7 Ways To Challenge Yourself And Gain Vision In 2017

Work Desk

Discover Your Vision This Year

Take a journey this year in discovering skills that you’ve lost or forgotten. Reconnect with yourself and ask challenging questions. What do you want to accomplish this year? What will you accomplish this month that will be unique and noteworthy?

  1. Identify your uniqueness.  The daily grind can really take away from your creative stamina.  You really have to fight for your creative time, whether it’s early in the morning over coffee or tea late at night.  Use this time to develop your vision and seek to understand yourself better.  There are things that set you apart from others — you don’t have to be a Mensa member.  Note, hard work and going the extra mile are key traits to success.
  2. Become goal-oriented.  Set general goals with deadlines for yourself, they don’t have to be precise, but they should be specific enough in that you will feel like you went above and beyond to accomplish it.  Start with goals that are tangible that you will see resolved within the year.
  3. Minimize to maximize.  If you are reading this, I’m sure that you are multi-talelented (you should recognize your talents), multi-tasking individual.

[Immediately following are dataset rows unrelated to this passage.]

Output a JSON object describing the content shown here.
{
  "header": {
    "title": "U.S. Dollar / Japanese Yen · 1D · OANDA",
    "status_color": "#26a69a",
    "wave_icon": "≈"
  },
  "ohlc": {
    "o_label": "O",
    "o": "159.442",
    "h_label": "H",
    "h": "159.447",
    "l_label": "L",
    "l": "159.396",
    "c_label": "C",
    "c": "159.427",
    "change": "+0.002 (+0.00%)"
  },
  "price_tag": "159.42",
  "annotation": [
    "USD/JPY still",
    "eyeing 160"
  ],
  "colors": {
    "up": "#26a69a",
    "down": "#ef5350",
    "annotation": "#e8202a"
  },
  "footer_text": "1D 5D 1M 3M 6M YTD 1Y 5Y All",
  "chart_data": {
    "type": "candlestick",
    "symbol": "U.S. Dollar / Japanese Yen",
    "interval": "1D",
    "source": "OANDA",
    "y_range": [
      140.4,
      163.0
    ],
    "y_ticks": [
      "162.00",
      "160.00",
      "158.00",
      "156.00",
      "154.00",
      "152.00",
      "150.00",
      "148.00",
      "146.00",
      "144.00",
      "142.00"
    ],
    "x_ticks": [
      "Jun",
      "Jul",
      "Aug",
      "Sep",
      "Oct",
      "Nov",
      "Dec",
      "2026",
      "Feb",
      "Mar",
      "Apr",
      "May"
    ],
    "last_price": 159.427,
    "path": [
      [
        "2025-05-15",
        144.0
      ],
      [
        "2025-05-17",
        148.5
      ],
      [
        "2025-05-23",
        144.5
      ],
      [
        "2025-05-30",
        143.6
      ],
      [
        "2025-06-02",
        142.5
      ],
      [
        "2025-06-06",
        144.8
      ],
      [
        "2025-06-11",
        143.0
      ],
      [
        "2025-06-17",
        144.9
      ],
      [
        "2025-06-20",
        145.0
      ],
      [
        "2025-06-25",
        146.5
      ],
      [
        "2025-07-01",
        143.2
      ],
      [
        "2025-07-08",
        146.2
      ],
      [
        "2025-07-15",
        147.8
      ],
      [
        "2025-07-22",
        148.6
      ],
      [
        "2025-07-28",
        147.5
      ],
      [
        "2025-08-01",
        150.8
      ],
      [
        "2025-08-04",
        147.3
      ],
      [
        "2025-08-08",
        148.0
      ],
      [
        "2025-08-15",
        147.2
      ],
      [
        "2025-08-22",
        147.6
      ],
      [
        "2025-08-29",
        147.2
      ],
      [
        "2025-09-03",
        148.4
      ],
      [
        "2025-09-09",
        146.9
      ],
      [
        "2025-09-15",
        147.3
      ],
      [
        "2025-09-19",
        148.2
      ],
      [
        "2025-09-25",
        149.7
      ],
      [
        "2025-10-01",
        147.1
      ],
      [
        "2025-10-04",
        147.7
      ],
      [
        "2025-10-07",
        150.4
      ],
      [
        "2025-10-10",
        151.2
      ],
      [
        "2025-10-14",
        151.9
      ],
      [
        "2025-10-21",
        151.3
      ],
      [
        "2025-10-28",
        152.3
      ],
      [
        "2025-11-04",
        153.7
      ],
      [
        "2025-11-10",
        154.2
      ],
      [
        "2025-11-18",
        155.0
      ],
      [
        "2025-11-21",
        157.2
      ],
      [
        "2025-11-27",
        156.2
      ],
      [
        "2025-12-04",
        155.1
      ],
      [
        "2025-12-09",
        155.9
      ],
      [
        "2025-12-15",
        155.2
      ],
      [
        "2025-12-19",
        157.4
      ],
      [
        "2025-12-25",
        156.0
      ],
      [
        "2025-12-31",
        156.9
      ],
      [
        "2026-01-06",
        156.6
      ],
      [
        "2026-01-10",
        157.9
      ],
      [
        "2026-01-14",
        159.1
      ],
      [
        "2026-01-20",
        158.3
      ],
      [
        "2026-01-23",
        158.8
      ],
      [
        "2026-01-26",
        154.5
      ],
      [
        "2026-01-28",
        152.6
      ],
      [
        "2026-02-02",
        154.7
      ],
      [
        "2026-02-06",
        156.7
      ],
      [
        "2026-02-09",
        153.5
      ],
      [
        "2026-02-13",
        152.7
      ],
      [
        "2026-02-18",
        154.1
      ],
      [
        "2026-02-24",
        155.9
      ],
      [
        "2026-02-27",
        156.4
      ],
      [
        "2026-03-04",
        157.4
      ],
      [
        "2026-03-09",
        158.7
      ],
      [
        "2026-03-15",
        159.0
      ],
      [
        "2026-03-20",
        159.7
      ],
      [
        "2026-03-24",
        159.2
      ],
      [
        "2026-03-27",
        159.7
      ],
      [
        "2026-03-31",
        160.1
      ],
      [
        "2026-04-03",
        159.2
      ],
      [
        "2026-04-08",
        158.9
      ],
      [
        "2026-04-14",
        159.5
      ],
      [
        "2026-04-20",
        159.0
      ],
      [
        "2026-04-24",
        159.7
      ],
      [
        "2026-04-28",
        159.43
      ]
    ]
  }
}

That became a problem for me as I spread myself too thin. It was an early-on strength that became a weakness, because I wasn’t doing a few things well, and many things in a mediocre fashion. Minimize what you can, so that you can maximize your potential in your strengths.
  4. Disconnect to connect. Take breaks from your work to spend with family, relax, and have fun. Note that your friends and family need you, and you need them.  You deserve vacation and time-off.  If you don’t fatigue will get the better of you — see the next point.
  5. Don’t burn out.  Be perseverant to healthy levels, emotionally and physically.  Too much stress can take a physical toll on your body, and will erase any gains that you make.  Towards the end of 2016 I just couldn’t drink enough coffee to overcome the fatigue.  Ironically, I started cutting down on coffee when I noticed it wasn’t helping.
  6. Use your strengths to help others.  Are there ways that you can contribute to others, not related to your work?  Whether it be a church, school, or volunteering?  This helps develop your mind as you take a break from the usual strategies and goals.
  7. Be positive, lean towards “Yes”.  One thing that can really take away from your vision is negative language.  Don’t say things like, “I can’t,” or “It’s too hard,”.  Before you say no to something, at least think about it.  “No” by default will lead to zero reward, while saying “Yes” will lead to an unsuspecting reward.